En pleine tempête médiatico-judiciaire, Tesla a de nouveau choisi la surenchère technologique pour reprendre la main. Depuis son compte X (ex-Twitter), Elon Musk a révélé, le 6 août, l’entraînement d’un nouveau modèle Full Self‑Driving (FSD) « environ dix fois plus puissant » que son prédécesseur, avec une amélioration majeure de la compression vidéo. Une version publique pourrait être déployée dès fin septembre, si les phases de test se déroulent comme prévu.
Un Full Self‑Driving boosté à la promesse algorithmique
Dans une déclaration publiée le 6 août 2025, Elon Musk a indiqué : « Tesla entraîne un nouveau modèle FSD avec environ dix fois plus de paramètres et une nette amélioration de la perte de compression vidéo. Il pourrait être prêt pour un déploiement public d’ici la fin du mois prochain si les tests se passent bien. », Elon Musk, X (anciennement Twitter).
L’annonce évoque un bond en puissance algorithmique, avec un système qui traiterait dix fois plus de paramètres, laissant entrevoir une réactivité accrue, une perception améliorée de l’environnement et des décisions plus fluides. Le FSD nouvelle génération viserait une conduite quasiment autonome dans des contextes urbains denses, un objectif qui reste, pour l’heure, encore hors de portée sur le plan réglementaire.
Tempête judiciaire : Tesla sous le feu des tribunaux
Mais cette annonce survient dans un contexte pour le moins défavorable. Quatre jours plus tôt, un jury fédéral américain a reconnu Tesla partiellement responsable d’un accident mortel survenu en Floride en 2019, impliquant l’Autopilot. Le verdict a condamné le constructeur à plus de 300 millions de dollars de dommages. Les jurés ont estimé que la présentation marketing de l’Autopilot, perçu comme un système autonome par de nombreux utilisateurs, avait trompé les conducteurs sur son niveau réel de délégation, alors qu’il ne s’agit légalement que d’un assistant de conduite.

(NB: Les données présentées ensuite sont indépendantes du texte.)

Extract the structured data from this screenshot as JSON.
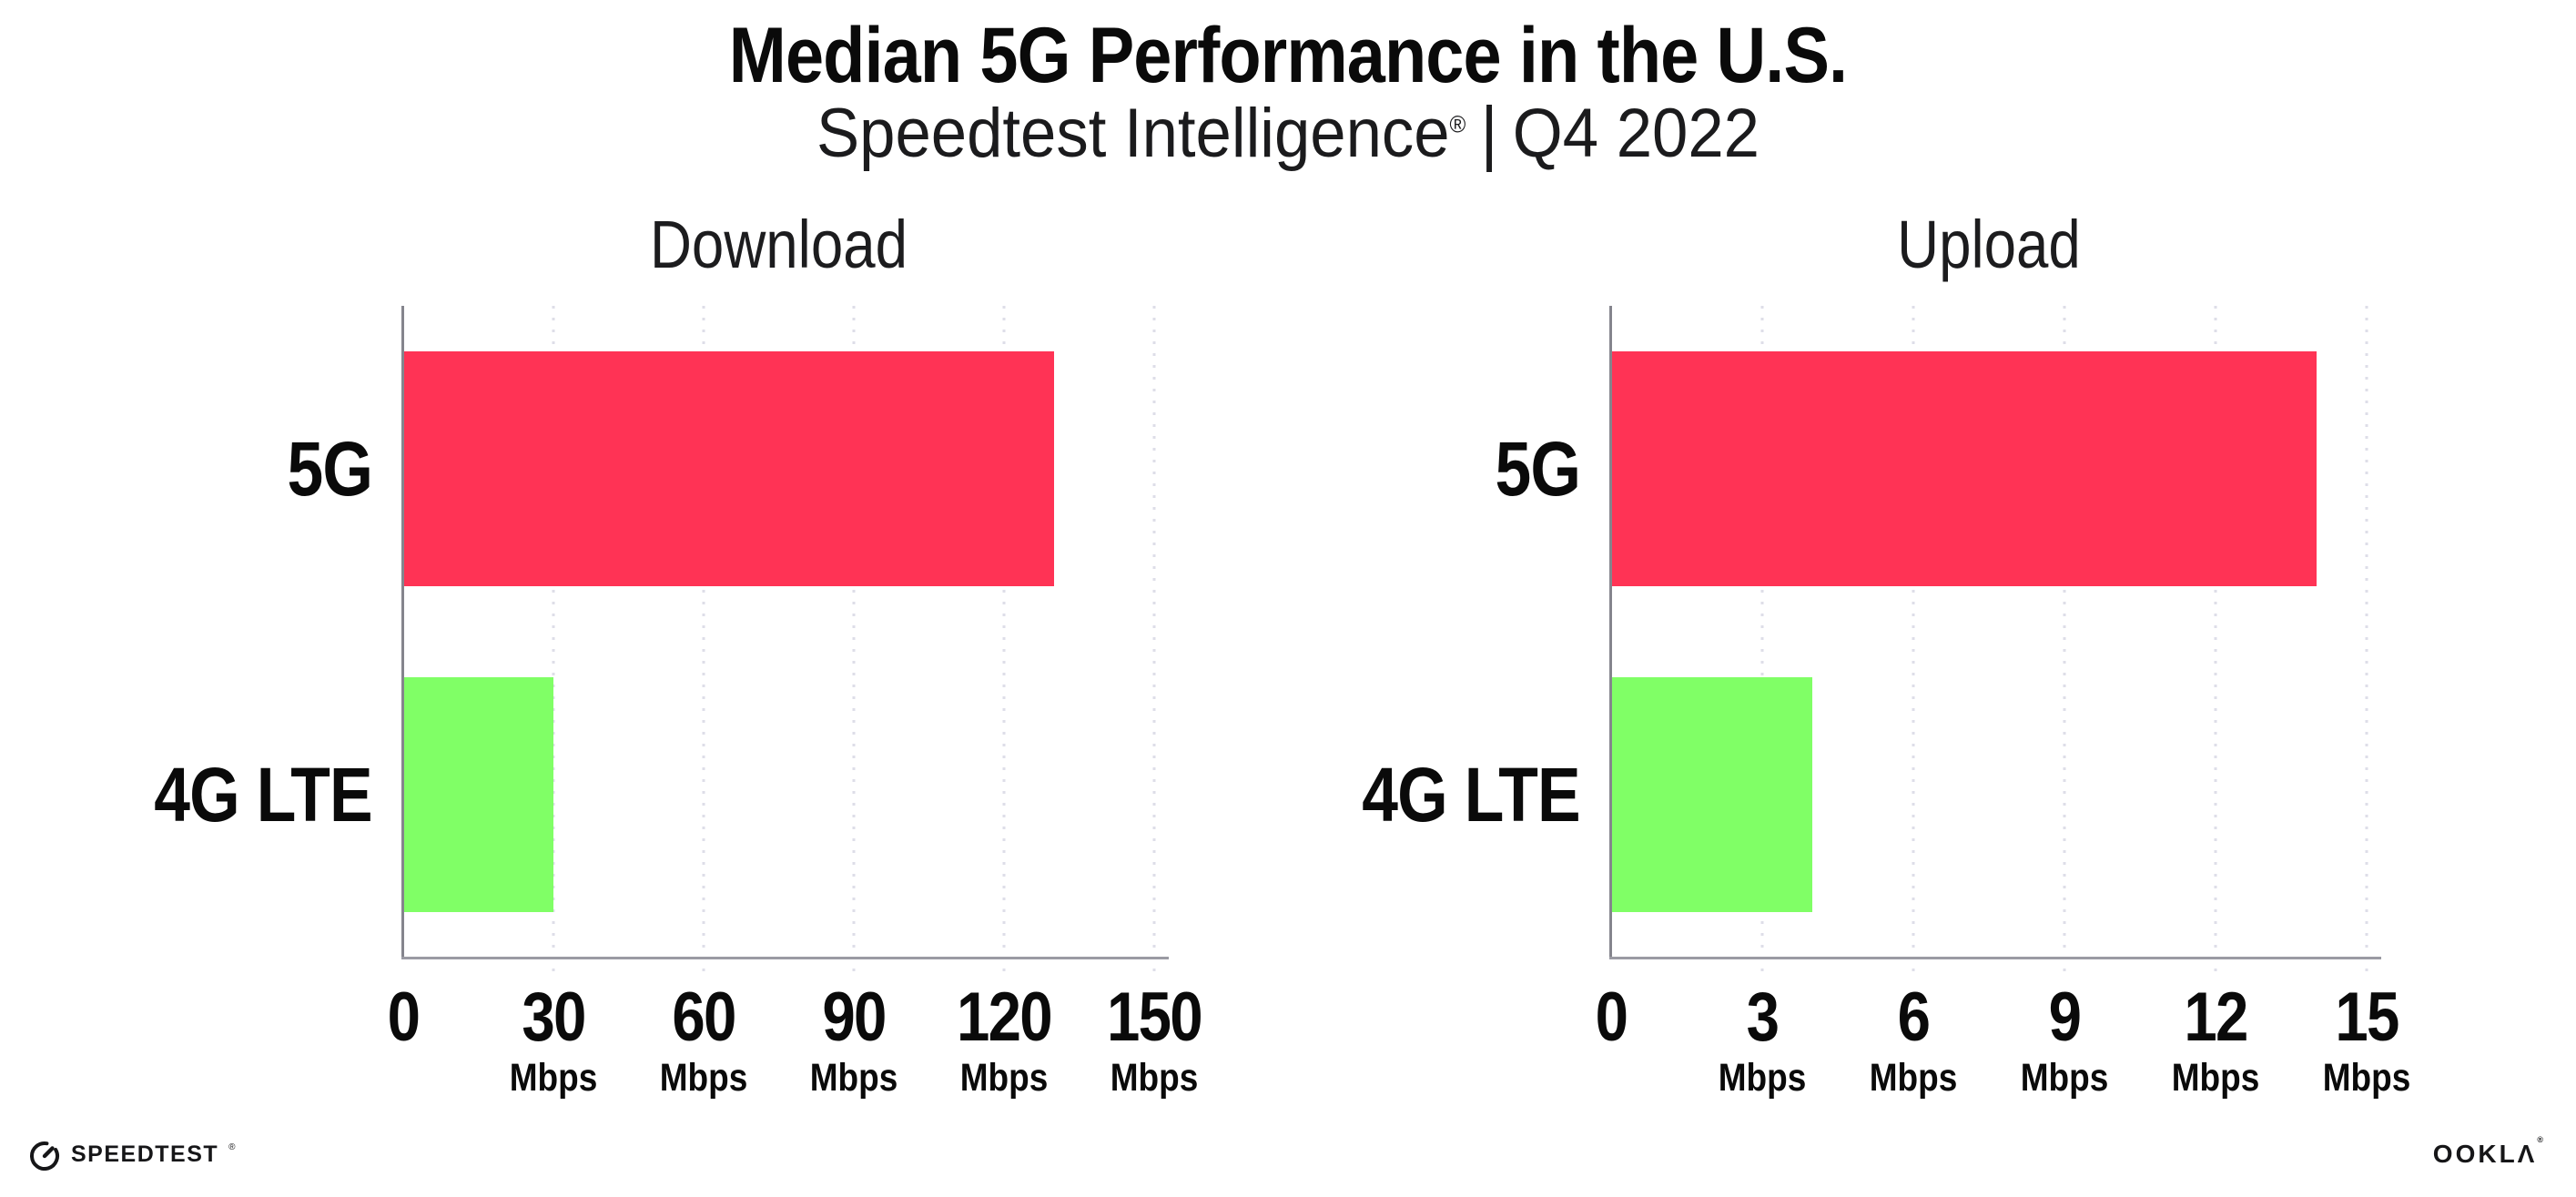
{
  "header": {
    "title": "Median 5G Performance in the U.S.",
    "subtitle_brand": "Speedtest Intelligence",
    "subtitle_reg": "®",
    "subtitle_sep": "|",
    "subtitle_period": "Q4 2022"
  },
  "colors": {
    "bar_5g": "#FF3355",
    "bar_4g_lte": "#80FF66",
    "gridline": "#DEDEE8",
    "axis_spine": "#9B9BA3",
    "text": "#0A0A0A",
    "background": "#FFFFFF"
  },
  "chart_data": [
    {
      "id": "download",
      "type": "bar",
      "orientation": "horizontal",
      "title": "Download",
      "categories": [
        "5G",
        "4G LTE"
      ],
      "values": [
        130,
        30
      ],
      "unit": "Mbps",
      "xlim": [
        0,
        150
      ],
      "xticks": [
        0,
        30,
        60,
        90,
        120,
        150
      ],
      "bar_colors": [
        "#FF3355",
        "#80FF66"
      ],
      "grid": "vertical-dotted",
      "legend": "none"
    },
    {
      "id": "upload",
      "type": "bar",
      "orientation": "horizontal",
      "title": "Upload",
      "categories": [
        "5G",
        "4G LTE"
      ],
      "values": [
        14,
        4
      ],
      "unit": "Mbps",
      "xlim": [
        0,
        15
      ],
      "xticks": [
        0,
        3,
        6,
        9,
        12,
        15
      ],
      "bar_colors": [
        "#FF3355",
        "#80FF66"
      ],
      "grid": "vertical-dotted",
      "legend": "none"
    }
  ],
  "footer": {
    "speedtest_text": "SPEEDTEST",
    "speedtest_reg": "®",
    "speedtest_icon": "gauge-icon",
    "ookla_text": "OOKLΛ",
    "ookla_reg": "®"
  }
}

À cela s’ajoute une plainte déposée par plusieurs actionnaires de Tesla. Ces derniers accusent Elon Musk et la direction du groupe d’avoir sciemment surestimé les capacités du FSD tout en masquant les risques techniques et juridiques liés à son usage. Dans leur dépôt, ils évoquent un « risque significatif que les véhicules violent le code de la route ».
FSD, levier stratégique ou écran de fumée ?

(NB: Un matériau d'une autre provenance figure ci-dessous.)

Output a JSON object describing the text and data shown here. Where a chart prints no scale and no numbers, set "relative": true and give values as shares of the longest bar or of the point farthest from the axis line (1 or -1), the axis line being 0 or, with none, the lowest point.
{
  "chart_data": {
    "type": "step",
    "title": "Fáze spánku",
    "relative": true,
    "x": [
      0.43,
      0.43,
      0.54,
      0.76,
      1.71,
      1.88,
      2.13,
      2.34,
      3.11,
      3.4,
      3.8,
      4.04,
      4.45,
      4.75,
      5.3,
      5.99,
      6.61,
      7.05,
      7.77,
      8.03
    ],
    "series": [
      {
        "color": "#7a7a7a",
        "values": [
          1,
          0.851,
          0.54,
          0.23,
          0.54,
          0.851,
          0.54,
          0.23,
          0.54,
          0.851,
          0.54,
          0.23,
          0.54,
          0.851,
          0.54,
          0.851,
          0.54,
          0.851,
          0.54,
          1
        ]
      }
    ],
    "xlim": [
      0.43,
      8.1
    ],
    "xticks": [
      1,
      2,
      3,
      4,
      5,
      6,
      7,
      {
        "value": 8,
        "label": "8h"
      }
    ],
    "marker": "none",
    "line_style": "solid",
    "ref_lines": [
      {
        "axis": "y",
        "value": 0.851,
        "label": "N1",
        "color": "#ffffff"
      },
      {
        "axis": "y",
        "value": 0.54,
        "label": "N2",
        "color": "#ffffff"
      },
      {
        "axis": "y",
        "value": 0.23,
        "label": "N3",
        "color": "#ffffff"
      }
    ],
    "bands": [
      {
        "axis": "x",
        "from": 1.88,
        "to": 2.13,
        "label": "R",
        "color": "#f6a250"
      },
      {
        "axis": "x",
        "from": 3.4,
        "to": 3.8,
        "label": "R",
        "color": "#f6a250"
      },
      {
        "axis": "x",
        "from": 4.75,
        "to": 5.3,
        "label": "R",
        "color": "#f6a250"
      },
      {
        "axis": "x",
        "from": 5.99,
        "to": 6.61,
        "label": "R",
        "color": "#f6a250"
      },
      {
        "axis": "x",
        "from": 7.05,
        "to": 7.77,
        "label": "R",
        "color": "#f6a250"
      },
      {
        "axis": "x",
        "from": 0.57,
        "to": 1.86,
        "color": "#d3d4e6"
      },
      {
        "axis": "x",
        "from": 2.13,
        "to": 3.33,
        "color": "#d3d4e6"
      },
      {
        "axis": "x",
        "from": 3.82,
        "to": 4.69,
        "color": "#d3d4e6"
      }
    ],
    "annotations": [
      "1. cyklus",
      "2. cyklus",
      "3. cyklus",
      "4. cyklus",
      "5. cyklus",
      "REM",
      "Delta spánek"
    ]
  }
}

Cette montée en puissance du Full Self‑Driving ne se limite pas à la sphère technique. Selon une analyse publiée sur Frandroid, Tesla envisagerait d’intégrer le FSD comme levier économique pour ses futurs véhicules à bas prix. Le système, intégré dès le départ sur des modèles à 25 000 euros, deviendrait une source de valeur ajoutée récurrente, notamment via les services de robotaxis ou de location autonome.
Une stratégie qui transformerait le logiciel embarqué en subvention indirecte, capable de financer la production de modèles plus accessibles. Dans cette logique, chaque véhicule équipé de FSD pourrait générer des revenus autonomes via des services automatisés, une vision souvent martelée par Musk, mais encore loin de son application généralisée.